If you have a consistent plan and use bulls of the same type from different breeds you can have a very uniform cowherd.
Beef is the only protein industry that doesn't have hybrid vigour figured out. All of our pork, poultry and plant competitors certainly do.
 

PureCountry

Well-known member
RSL said:
Beef is the only protein industry that doesn't have hybrid vigour figured out. All of our pork, poultry and plant competitors certainly do.

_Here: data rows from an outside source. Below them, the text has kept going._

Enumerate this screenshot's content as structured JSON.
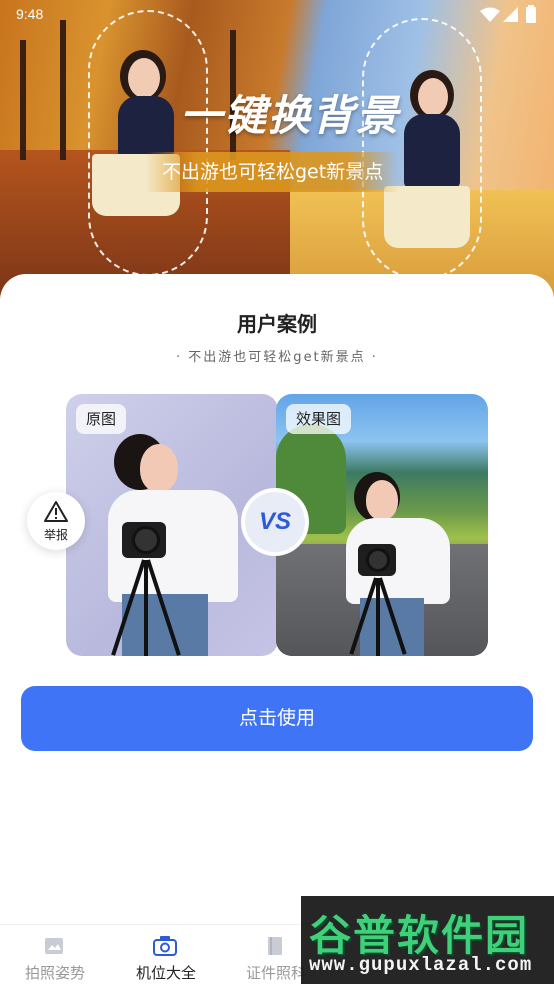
{
  "status_bar": {
    "time": "9:48"
  },
  "hero": {
    "title": "一键换背景",
    "subtitle": "不出游也可轻松get新景点"
  },
  "case": {
    "title": "用户案例",
    "subtitle": "· 不出游也可轻松get新景点 ·",
    "before_label": "原图",
    "after_label": "效果图",
    "vs_label": "VS"
  },
  "cta_label": "点击使用",
  "report_label": "举报",
  "tabs": [
    {
      "label": "拍照姿势",
      "icon": "image-icon",
      "active": false
    },
    {
      "label": "机位大全",
      "icon": "camera-icon",
      "active": true
    },
    {
      "label": "证件照科",
      "icon": "book-icon",
      "active": false
    }
  ],
  "watermark": {
    "title": "谷普软件园",
    "url": "www.gupuxlazal.com"
  },
  "colors": {
    "accent": "#3e74f5",
    "vs_text": "#2d5ad8"
  }
}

How true. You spend some time talking to a true swine breeder, and they'll go on and on about how the Landrace x Yorkshire cross is the ultimate F1, and how some lines became too maternal and lacked carcass so they threw a Duroc in the mix, or went the other way etc, etc

They've had that all figured out for years. Some folks have with Angus x Hereford baldy programs, or Angus X Sim more recently, or Hereford x Charolais, etc, etc. For some reason, probably due to every breed promoting themselves as the Single Bullet Saviour, alot of commercial beef herds have gone with too much of this or that. As we grow our herd to match beef demand I think we'll be doing more crossing instead of sticking with 100% Galloway, and see where we end up.
 

Dylan Biggs

Well-known member
Our experience is that as a whole, our crossbred's always out due our purebreds by a noticeable margin, that was why I made the comment about
one of the purebred Angus bulls of mine being a pretty decent bull for a purebred Angus in the "bulls in working rig" post.